La Cour de cassation a rendu récemment un arrêt qui démontre un infléchissement en matière de preuve illicite (Cass. soc., 14 février 2024, n° 22-23.073).
Dans cette espèce, une société constate des anomalies dans ses stocks et soupçonne d’abord un vol par des clients. Toutefois, à la suite du visionnage des enregistrements issus de la vidéo protection, cette hypothèse est écartée.
La responsable de la société décide alors de suivre les produits lors de leur passage en caisse et de croiser les séquences vidéo sur lesquelles apparaissaient les ventes de la journée avec les relevés des journaux informatiques de vente.
En moins de deux semaines, elle a alors relevé au total dix-neuf anomalies graves à la caisse d’une salariée, entraînant ainsi son licenciement pour faute grave.

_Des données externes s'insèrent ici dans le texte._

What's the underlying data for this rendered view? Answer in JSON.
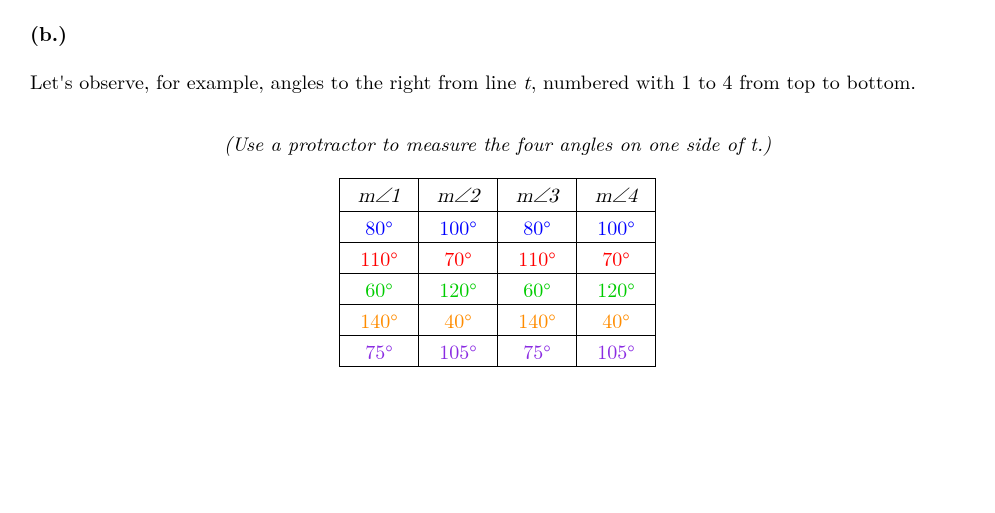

Cette salariée conteste cette rupture en soulevant que la preuve des griefs qui lui sont reprochés est illicite dès lors qu’il s’agit de l’utilisation disproportionnée de données personnelles issues d’un système de vidéosurveillance.
Toutefois, les juges du fond ont souligné que le visionnage des enregistrements avait été limité dans le temps, dans un contexte de disparition de stocks, après des premières recherches restées infructueuses et avait été réalisé par la seule dirigeante de l’entreprise.
Ils en ont donc déduit que la production des données personnelles issues du système de vidéosurveillance était indispensable à l’exercice du droit à la preuve de l’employeur et proportionnée au but poursuivi, à savoir le droit de veiller à la protection de ses biens, de sorte que les pièces litigieuses étaient recevables.
La Cour de cassation valide le raisonnement de la Cour d’appel, et considère qu’elle a mis en balance de manière circonstanciée le droit de la salariée au respect de sa vie privée et le droit de son employeur au bon fonctionnement de l’entreprise.
Attention toutefois, cela ne signifie pas que l’utilisation d’images issues d’un système de vidéosurveillance sera systématiquement considérée par les juges comme licite. Cette utilisation doit être indispensable à l’exercice du droit à la preuve et proportionnée au regard du but poursuivi par l’employeur.